Mediclinic expects FY18 revenue growth in line with inflation for the region.


Hirslanden operated 16 hospitals and four clinics with 1 677 inpatient beds.

The reduction in bed days sold (-0.7%) and average length of stay (-2.3%) was offset by a 3% increase in average revenue per bed day sold, mainly because case severity increased. Outpatient revenues increased 9%.

The national outpatient tariff is being revised: government is proposing targets around CHF700 million annual savings in public and private outpatient sectors. Outpatient services contributed about 20% of Hirslanden’s FY17 revenues. The expected annualised impact on Hirslanden outpatient revenues is around CHF30 million (without mitigation), but seen limited in FY18.

Federal Government is preparing a framework for the outmigration of services; implementation is likely from January 1 2018, across Switzerland. As such, Hirslanden’s opening new outpatient facilities and creating an integrated medical network.

Modest 2018 revenue growth is seen.

Investors’ outlook

Meintjes said Mediclinic still sees many growth opportunities in core markets and will continue to invest across all platforms. 

However, the muted outlook statement, in particular around the Middle East, may have disappointed investors hoping for a sharp recovery in the region, says Aslam Dalvi, Kagiso Asset Management associate portfolio manager.

Analysts agree on watching regulations.

“Regulatory changes remain a concern – in particular around expected tariff reductions in Switzerland and the introduction of diagnosis-related grouping pricing system in Dubai next year,” said Dalvi.

Norman-Smith agrees, but adds: “However, we have seen recent announcements from both the Swiss and Middle Eastern regulators and thus don’t expect any major short-term changes.”

The macro environment for healthcare companies remains favourable, with extended life expectancy and ageing populations; population growth; growing incomes and an increase in chronic ailments and rising health awareness, says Intellidex financial analyst Phibion Makuwerere.

“However, the regulatory environment is taking a toll on the sector and all JSE-listed hospital groups share prices have pulled back in recent times. But we are encouraged by the fact that governments in UAE and Switzerland are retreating, taking a softer regulatory stance.”

Is the share a buy?

Makuwerere believes FY18 will be much better, “buttressed by the improving regulatory framework and it will be reporting off a low base. This might be a time to accumulate the stock if you have medium-to-long term investment horizon.”

“Given current guidance, short-term results are unlikely to be materially more positive. Long-term positive fundamentals behind the business remain intact,” Norman-Smith says.

“Netcare and Life (Healthcare) are both more attractively valued. However, none of the SA-listed hospital companies are trading at a meaningful enough discount yet to interest us.”

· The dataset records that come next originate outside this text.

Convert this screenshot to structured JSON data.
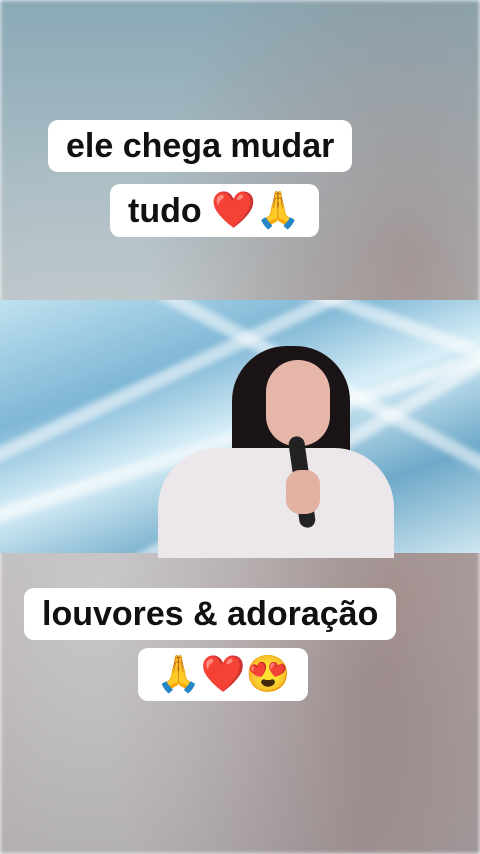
{
  "captions": {
    "top": {
      "line1": "ele chega mudar",
      "line2_text": "tudo ",
      "line2_emoji": "❤️🙏"
    },
    "bottom": {
      "line1": "louvores & adoração",
      "line2_emoji": "🙏❤️😍"
    }
  },
  "colors": {
    "caption_bg": "#ffffff",
    "caption_text": "#111111"
  },
  "video": {
    "subject": "singer-with-microphone"
  }
}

While he believes Mediclinic is a “wonderful” business and is very ably run – and Lentus own some indirect exposure via Remgro and would be happy to build direct exposure at a more favourable pricing point – Norman-Smith says Lentus doesn’t believe the share’s trading at a compelling price.

“The discount that is available by investing in Remgro at current levels provides some indirect exposure at a reasonable price. However, a direct investment is not attractive enough for us at current levels.”